Situações que, muitas vezes, permanecem invisíveis aos olhos de quem observa apenas o desempenho. Ainda assim, é comum que algumas organizações esperem que, ao iniciar o expediente, seus colaboradores deixem tudo isso para trás. Contudo, não é possível separar a vida pessoal da vida profissional. As pessoas não deixam a vida do lado de fora da empresa.
E talvez esse seja um dos maiores equívocos que ainda persistem na forma como muitas organizações compreendem o trabalho. Um ponto de reflexão importante também, para a liderança contemporânea.
O que não vemos também influencia os resultados
Nas organizações, ainda é comum associar mudanças de comportamento, exclusivamente à falta de comprometimento ou à baixa performance. Quando um colaborador se torna mais reservado, demonstra irritação, apresenta dificuldades de concentração ou reduz seu desempenho, a primeira tendência costuma ser buscar respostas na produtividade.
Muitas vezes, o comportamento é apenas a parte visível de uma realidade muito maior. Nem tudo aquilo que afeta o desempenho pode ser identificado em um indicador. E nem tudo o que influencia os resultados aparece em um relatório gerencial.

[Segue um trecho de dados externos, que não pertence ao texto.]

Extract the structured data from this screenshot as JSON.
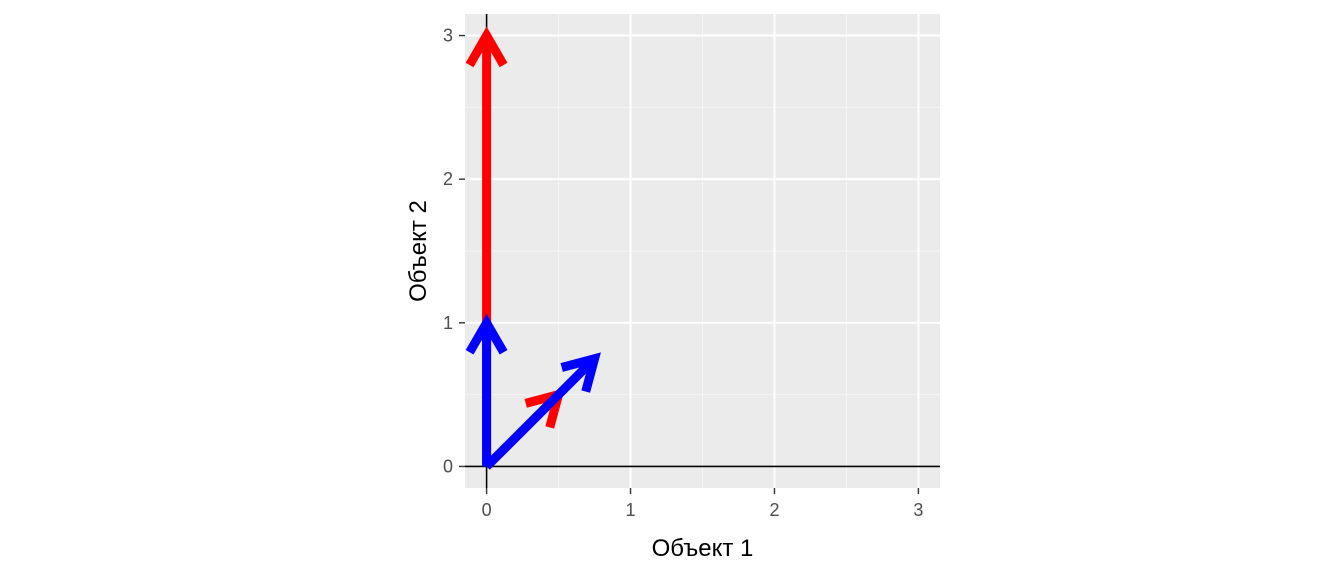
{
  "chart_data": {
    "type": "vector",
    "title": "",
    "xlabel": "Объект 1",
    "ylabel": "Объект 2",
    "xlim": [
      -0.15,
      3.15
    ],
    "ylim": [
      -0.15,
      3.15
    ],
    "x_ticks": [
      0,
      1,
      2,
      3
    ],
    "y_ticks": [
      0,
      1,
      2,
      3
    ],
    "x_tick_labels": [
      "0",
      "1",
      "2",
      "3"
    ],
    "y_tick_labels": [
      "0",
      "1",
      "2",
      "3"
    ],
    "grid": true,
    "reference_lines": [
      {
        "axis": "x",
        "value": 0
      },
      {
        "axis": "y",
        "value": 0
      }
    ],
    "series": [
      {
        "name": "red",
        "color": "#ff0000",
        "vectors": [
          {
            "x0": 0,
            "y0": 0,
            "x1": 0.5,
            "y1": 0.5
          },
          {
            "x0": 0,
            "y0": 0,
            "x1": 0,
            "y1": 3
          }
        ]
      },
      {
        "name": "blue",
        "color": "#0000ff",
        "vectors": [
          {
            "x0": 0,
            "y0": 0,
            "x1": 0.75,
            "y1": 0.75
          },
          {
            "x0": 0,
            "y0": 0,
            "x1": 0,
            "y1": 1
          }
        ]
      }
    ]
  },
  "colors": {
    "panel_background": "#ebebeb",
    "grid_major": "#ffffff",
    "grid_minor": "#f5f5f5",
    "tick_text": "#4d4d4d",
    "axis_title": "#000000"
  }
}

Liderar pessoas exige compreender essa realidade
A professora Amy Edmondson, da Harvard Business School, uma das principais referências mundiais em Segurança Psicológica, demonstra em suas pesquisas que ambientes nos quais as pessoas se sentem respeitadas e seguras, favorecem a aprendizagem, a colaboração e melhores resultados coletivos.
Essa constatação nos leva a uma reflexão importante. Não se trata de transformar o líder em terapeuta. Nem de esperar que ele resolva os problemas pessoais de sua equipe. Trata-se de reconhecer que pessoas trabalham levando consigo suas histórias, seus desafios e suas emoções. Ignorar essa realidade não faz com que ela deixe de existir.

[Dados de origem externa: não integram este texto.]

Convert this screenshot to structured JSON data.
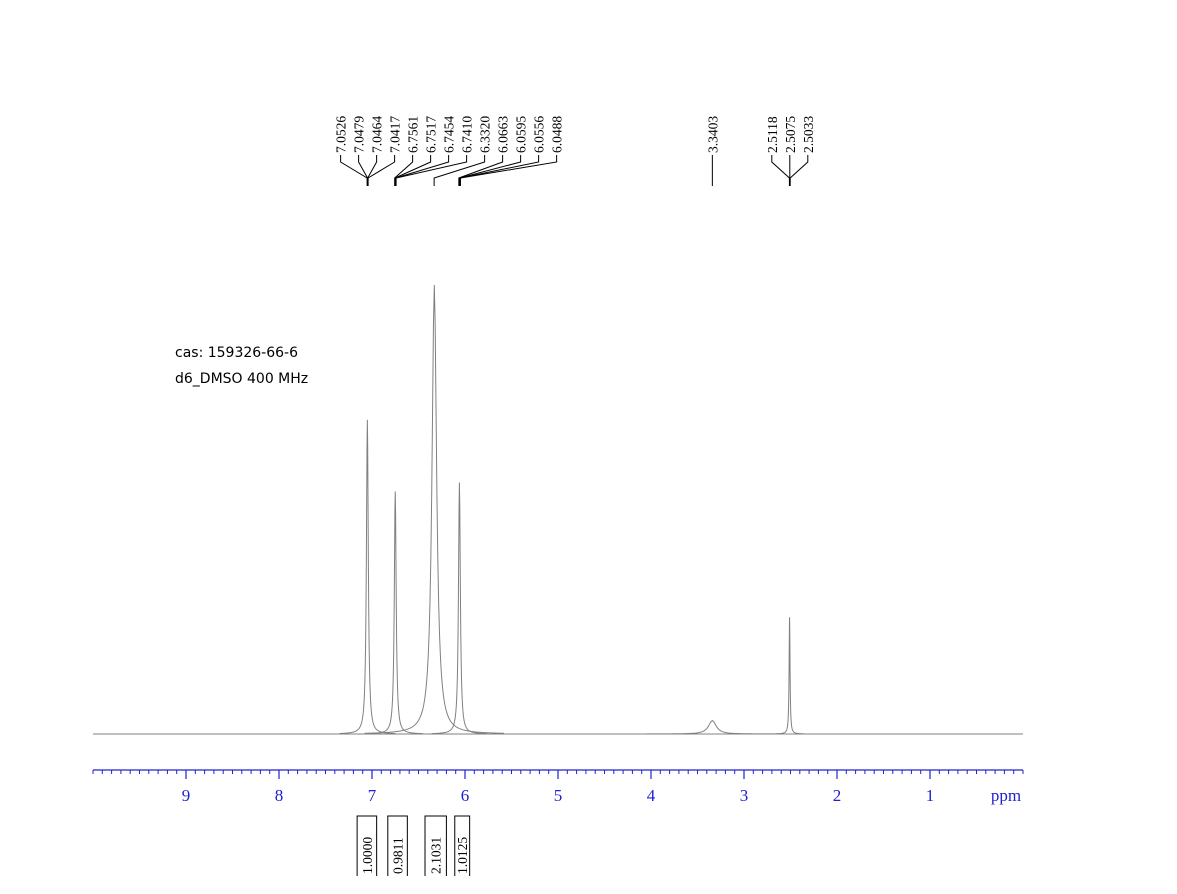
{
  "chart_data": {
    "type": "spectrum",
    "annotations": [
      "cas:  159326-66-6",
      "d6_DMSO   400  MHz"
    ],
    "x": [
      7.05,
      6.75,
      6.33,
      6.06,
      3.34,
      2.51
    ],
    "values": [
      70,
      54,
      100,
      56,
      3,
      26
    ],
    "widths": [
      0.012,
      0.012,
      0.03,
      0.012,
      0.05,
      0.006
    ],
    "color": "#808080",
    "xlim": [
      10,
      0
    ],
    "ylim": [
      0,
      100
    ],
    "xticks": [
      9,
      8,
      7,
      6,
      5,
      4,
      3,
      2,
      1
    ],
    "xminor": 0.1,
    "xlabel": "ppm",
    "axis_color": "#2020d0",
    "peak_labels": [
      "7.0526",
      "7.0479",
      "7.0464",
      "7.0417",
      "6.7561",
      "6.7517",
      "6.7454",
      "6.7410",
      "6.3320",
      "6.0663",
      "6.0595",
      "6.0556",
      "6.0488",
      "3.3403",
      "2.5118",
      "2.5075",
      "2.5033"
    ],
    "integrals": {
      "values": [
        1,
        0.9811,
        2.1031,
        1.0125
      ],
      "value_labels": [
        "1.0000",
        "0.9811",
        "2.1031",
        "1.0125"
      ],
      "ranges": [
        [
          7.16,
          6.95
        ],
        [
          6.83,
          6.62
        ],
        [
          6.43,
          6.2
        ],
        [
          6.11,
          5.95
        ]
      ]
    }
  }
}
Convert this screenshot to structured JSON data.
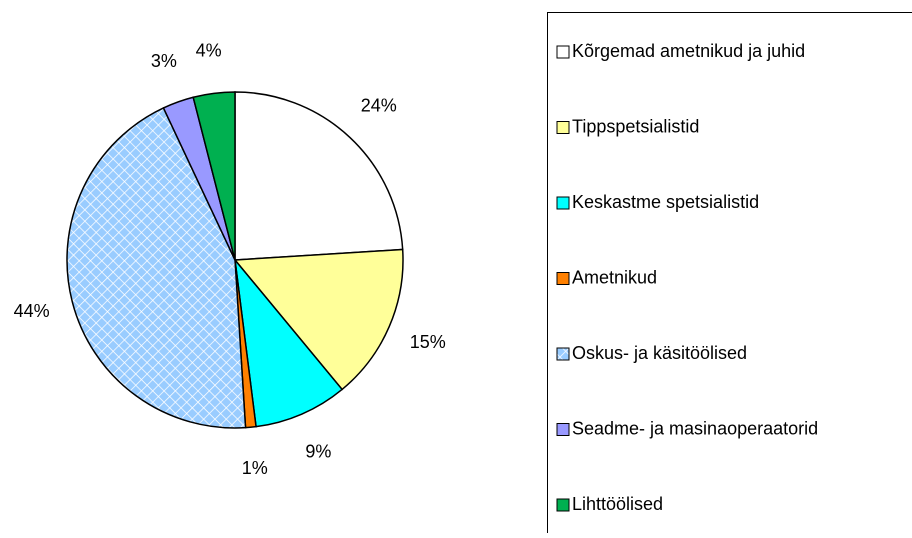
{
  "chart_data": {
    "type": "pie",
    "categories": [
      "Kõrgemad ametnikud ja juhid",
      "Tippspetsialistid",
      "Keskastme spetsialistid",
      "Ametnikud",
      "Oskus- ja käsitöölised",
      "Seadme- ja masinaoperaatorid",
      "Lihttöölised"
    ],
    "values": [
      24,
      15,
      9,
      1,
      44,
      3,
      4
    ],
    "value_labels": [
      "24%",
      "15%",
      "9%",
      "1%",
      "44%",
      "3%",
      "4%"
    ],
    "colors": [
      "#ffffff",
      "#ffff99",
      "#00ffff",
      "#ff8000",
      "#99ccff",
      "#9999ff",
      "#00b050"
    ],
    "patterns": [
      null,
      null,
      null,
      null,
      "crosshatch",
      null,
      null
    ],
    "legend": "right"
  }
}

Liderança também é a forma como fazemos as pessoas se sentirem
Daniel Goleman, referência mundial em Inteligência Emocional, defende que a capacidade de compreender e administrar emoções influencia diretamente a qualidade da liderança. Isso significa que competência técnica continua sendo importante. Mas, sozinha, já não é suficiente.
A forma como um líder se comunica, conduz conversas, demonstra respeito e constrói relações também influencia o ambiente de trabalho e, consequentemente, os resultados. Talvez, seja justamente por isso que duas equipes, com recursos semelhantes e processos parecidos, apresentem níveis tão diferentes de engajamento.
O desafio das organizações
Essa discussão ganha ainda mais relevância diante das mudanças no mundo do trabalho. A atualização da NR-1, ao incluir os riscos psicossociais no Programa de Gerenciamento de Riscos (PGR), reforça que fatores relacionados à organização do trabalho, às relações interpessoais e ao ambiente organizacional também merecem atenção.
Não porque empresas sejam responsáveis pelos problemas pessoais de seus colaboradores. Mas porque a forma como o trabalho é organizado pode contribuir para reduzir ou intensificar fatores que afetam a saúde e o bem-estar das pessoas.
Essa mudança amplia o olhar sobre a liderança. Ela deixa de ser vista apenas como responsável por entregar resultados e passa a ocupar um papel estratégico na construção de ambientes de trabalho mais saudáveis.
Liderança começa pelas pessoas
Peter Drucker afirmava que "a cultura devora a estratégia no café da manhã." Talvez porque nenhuma estratégia seja capaz de produzir resultados sustentáveis quando as relações de trabalho são marcadas pela indiferença, pelo medo ou pela falta de confiança.
No fim, organizações continuarão sendo feitas de metas, processos, indicadores e tecnologia. No entanto, continuarão sendo movidas por pessoas e pessoas não deixam a vida do lado de fora da empresa.
Liderar, portanto, exige mais do que acompanhar resultados. Exige compreender que, antes de qualquer desempenho, existe um ser humano. E é na forma como a liderança escolhe enxergá-lo e desenvolvê-lo que se constrói um ambiente capaz de gerar resultados sustentáveis.